Si Cavell a accordé autant d’importance au cinéma, c’est qu’il avait cerné qu’il ne s’agissait ni d’un simple divertissement, ni du seul terrain de jeu des avant-gardes artistiques. Sa réflexion part de cette conviction : le cinéma contribue à l’éducation morale et à l’élaboration de l’identité de tout un chacun. Paru une première fois aux éditions Bayard en 2003 et réédité en 2010, le recueil Le cinéma nous rend-il meilleurs ? est désormais disponible aux éditions Vrin, dans la collection « Philosophie du présent ». C’est l’occasion de parcourir à nouveau l’itinéraire surprenant du philosophe américain et de mieux saisir la portée de son œuvre.

Un itinéraire intellectuel « éclectique » ?

Le livre, nous l’avons dit, est un recueil d’articles, publiés à l’origine sur une assez longue période allant de la fin des années 1970 au milieu des années 2000. Dans l’intervalle, les thèmes et les concepts du philosophe ont évolué.
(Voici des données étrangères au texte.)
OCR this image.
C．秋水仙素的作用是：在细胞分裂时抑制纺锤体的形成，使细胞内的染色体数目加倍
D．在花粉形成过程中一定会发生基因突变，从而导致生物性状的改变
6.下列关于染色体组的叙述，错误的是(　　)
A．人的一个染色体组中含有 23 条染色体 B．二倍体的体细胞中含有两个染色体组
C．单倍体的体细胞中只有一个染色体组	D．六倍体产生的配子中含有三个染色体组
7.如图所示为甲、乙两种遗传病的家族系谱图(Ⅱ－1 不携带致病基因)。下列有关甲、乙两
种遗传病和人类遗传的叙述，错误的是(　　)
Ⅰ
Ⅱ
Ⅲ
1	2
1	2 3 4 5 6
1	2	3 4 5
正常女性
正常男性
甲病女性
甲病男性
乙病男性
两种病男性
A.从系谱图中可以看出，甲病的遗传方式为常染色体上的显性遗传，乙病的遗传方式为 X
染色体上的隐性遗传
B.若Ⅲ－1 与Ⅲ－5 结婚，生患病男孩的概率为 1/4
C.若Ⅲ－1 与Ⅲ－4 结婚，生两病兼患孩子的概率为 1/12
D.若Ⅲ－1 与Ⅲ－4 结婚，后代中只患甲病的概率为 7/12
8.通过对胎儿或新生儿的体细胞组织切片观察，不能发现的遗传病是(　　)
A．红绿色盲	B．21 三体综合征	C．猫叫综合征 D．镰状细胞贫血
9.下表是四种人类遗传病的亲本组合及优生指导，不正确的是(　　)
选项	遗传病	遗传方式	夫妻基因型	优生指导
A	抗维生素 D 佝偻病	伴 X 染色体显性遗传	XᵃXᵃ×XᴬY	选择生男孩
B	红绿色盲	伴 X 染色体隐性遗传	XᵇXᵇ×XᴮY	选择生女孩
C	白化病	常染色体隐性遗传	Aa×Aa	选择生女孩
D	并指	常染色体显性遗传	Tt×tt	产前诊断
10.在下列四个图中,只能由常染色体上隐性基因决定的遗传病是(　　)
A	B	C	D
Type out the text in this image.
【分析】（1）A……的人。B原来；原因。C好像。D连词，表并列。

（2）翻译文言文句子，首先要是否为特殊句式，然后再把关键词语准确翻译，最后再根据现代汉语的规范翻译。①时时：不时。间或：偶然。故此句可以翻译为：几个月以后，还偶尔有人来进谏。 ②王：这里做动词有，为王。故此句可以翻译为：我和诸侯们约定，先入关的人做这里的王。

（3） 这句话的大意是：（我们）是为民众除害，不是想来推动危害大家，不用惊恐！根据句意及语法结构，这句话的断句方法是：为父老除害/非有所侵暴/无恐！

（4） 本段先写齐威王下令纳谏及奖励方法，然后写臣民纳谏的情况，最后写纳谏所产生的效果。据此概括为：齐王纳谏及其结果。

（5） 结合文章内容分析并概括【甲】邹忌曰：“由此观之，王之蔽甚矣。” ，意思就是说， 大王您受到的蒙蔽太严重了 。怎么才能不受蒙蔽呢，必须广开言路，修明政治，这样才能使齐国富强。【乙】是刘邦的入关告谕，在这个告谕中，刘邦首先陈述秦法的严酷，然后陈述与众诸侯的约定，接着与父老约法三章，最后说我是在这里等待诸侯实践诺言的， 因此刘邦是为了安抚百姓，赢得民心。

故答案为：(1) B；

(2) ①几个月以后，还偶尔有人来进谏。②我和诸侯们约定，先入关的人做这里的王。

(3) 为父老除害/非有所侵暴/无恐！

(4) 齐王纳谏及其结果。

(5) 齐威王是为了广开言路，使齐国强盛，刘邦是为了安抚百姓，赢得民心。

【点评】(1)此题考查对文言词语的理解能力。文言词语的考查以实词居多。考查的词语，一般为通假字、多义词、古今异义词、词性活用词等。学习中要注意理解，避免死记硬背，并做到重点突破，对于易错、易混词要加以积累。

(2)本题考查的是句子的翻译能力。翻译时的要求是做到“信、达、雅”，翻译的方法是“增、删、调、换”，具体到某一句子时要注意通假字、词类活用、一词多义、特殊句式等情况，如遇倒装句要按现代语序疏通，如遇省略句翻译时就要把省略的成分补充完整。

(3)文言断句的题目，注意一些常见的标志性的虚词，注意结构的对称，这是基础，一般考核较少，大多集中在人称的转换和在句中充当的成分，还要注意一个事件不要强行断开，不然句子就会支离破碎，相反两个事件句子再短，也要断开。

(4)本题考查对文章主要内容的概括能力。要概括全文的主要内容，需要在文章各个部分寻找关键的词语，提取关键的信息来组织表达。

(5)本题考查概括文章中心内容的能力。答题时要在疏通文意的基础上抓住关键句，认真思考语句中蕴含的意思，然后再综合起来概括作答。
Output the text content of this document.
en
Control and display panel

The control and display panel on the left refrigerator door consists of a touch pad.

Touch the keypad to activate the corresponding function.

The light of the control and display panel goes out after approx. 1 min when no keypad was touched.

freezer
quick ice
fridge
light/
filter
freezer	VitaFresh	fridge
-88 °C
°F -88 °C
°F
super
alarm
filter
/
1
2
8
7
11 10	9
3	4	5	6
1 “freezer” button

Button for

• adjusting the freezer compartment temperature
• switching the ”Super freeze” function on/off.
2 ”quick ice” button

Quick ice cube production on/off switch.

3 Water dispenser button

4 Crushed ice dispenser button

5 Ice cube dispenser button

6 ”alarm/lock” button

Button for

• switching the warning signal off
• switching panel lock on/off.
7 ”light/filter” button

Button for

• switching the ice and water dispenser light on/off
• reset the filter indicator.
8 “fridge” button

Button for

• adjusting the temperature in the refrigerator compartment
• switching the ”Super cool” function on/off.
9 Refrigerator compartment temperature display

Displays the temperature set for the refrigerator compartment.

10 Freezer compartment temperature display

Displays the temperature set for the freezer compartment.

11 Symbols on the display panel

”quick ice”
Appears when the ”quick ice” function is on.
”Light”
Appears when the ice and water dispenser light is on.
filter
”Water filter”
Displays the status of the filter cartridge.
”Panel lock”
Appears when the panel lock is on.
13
S’il y a unité du livre, elle se trouve dans la volonté de Cavell de présenter son parcours au public francophone.

Cavell, philosophe du cinéma pour les initiés, n’a pas rencontré immédiatement sa vocation. Il a d’abord étudié la composition musicale dans la prestigieuse université de Californie à Berkeley avant d’être reçu au conservatoire de Julliard. Cette éducation musicale de haut niveau ne satisfait pas longtemps le jeune homme. Il raconte avoir commencé à fréquenter, dès son admission dans le conservatoire new-yorkais, les salles obscures et à lire assidument de la philosophie. Mais, au même titre que l’unité de recueil, l’unité du parcours de Cavell n’est pas si évidente. Ses premiers travaux, dont sa thèse de doctorat, ont porté sur la question du scepticisme en philosophie dans le sillage des écrits de Wittgenstein, ainsi que sur la philosophie du langage ordinaire, inspirée des travaux du philosophe britannique J. L. Austin dont il a suivi l’enseignement. Ce n’est qu’ensuite que le cinéma est devenu un objet d’étude privilégié, que ce soit pour clarifier la nature de ce médium artistique1 ou pour identifier la pensée qui s’en dégage comme dans À la recherche du bonheur2. Si ce dernier filon ne s’est jamais épuisé, Cavell s’est également employé à transmettre les textes et les réflexions de grandes figures de la philosophie nord-américaine et en particulier de Ralph Waldo Emerson et Henry David Thoreau, membres de l’un des plus fameux courants états-unien, le « Transcendantal Club ». Alors, l’unité de l’œuvre de Cavell réside-t-elle simplement dans son éclectisme ? Loin de là. « La philosophie après-demain » tente justement de retisser le fil qui tient ensemble tous ces thèmes de recherche. Ce fil n’est autre qu’une volonté de faire entrer en philosophie l’ordinaire. Qu’on ne se méprenne pas, l’objectif de Cavell n’a jamais été de produire un jargon philosophique à partir de films ou d’expériences populaires. Au contraire, ce qu’il retient de Wittgenstein, Austin et Emerson, ses maîtres en philosophie, c’est une méfiance envers les « envolées chroniques de la philosophie loin de l’ordinaire ». L’intuition fondatrice des recherches de Cavell, rappelée dans le recueil, est bien la nécessité de ramener la philosophie sur terre, sur le terrain de l’expérience ordinaire.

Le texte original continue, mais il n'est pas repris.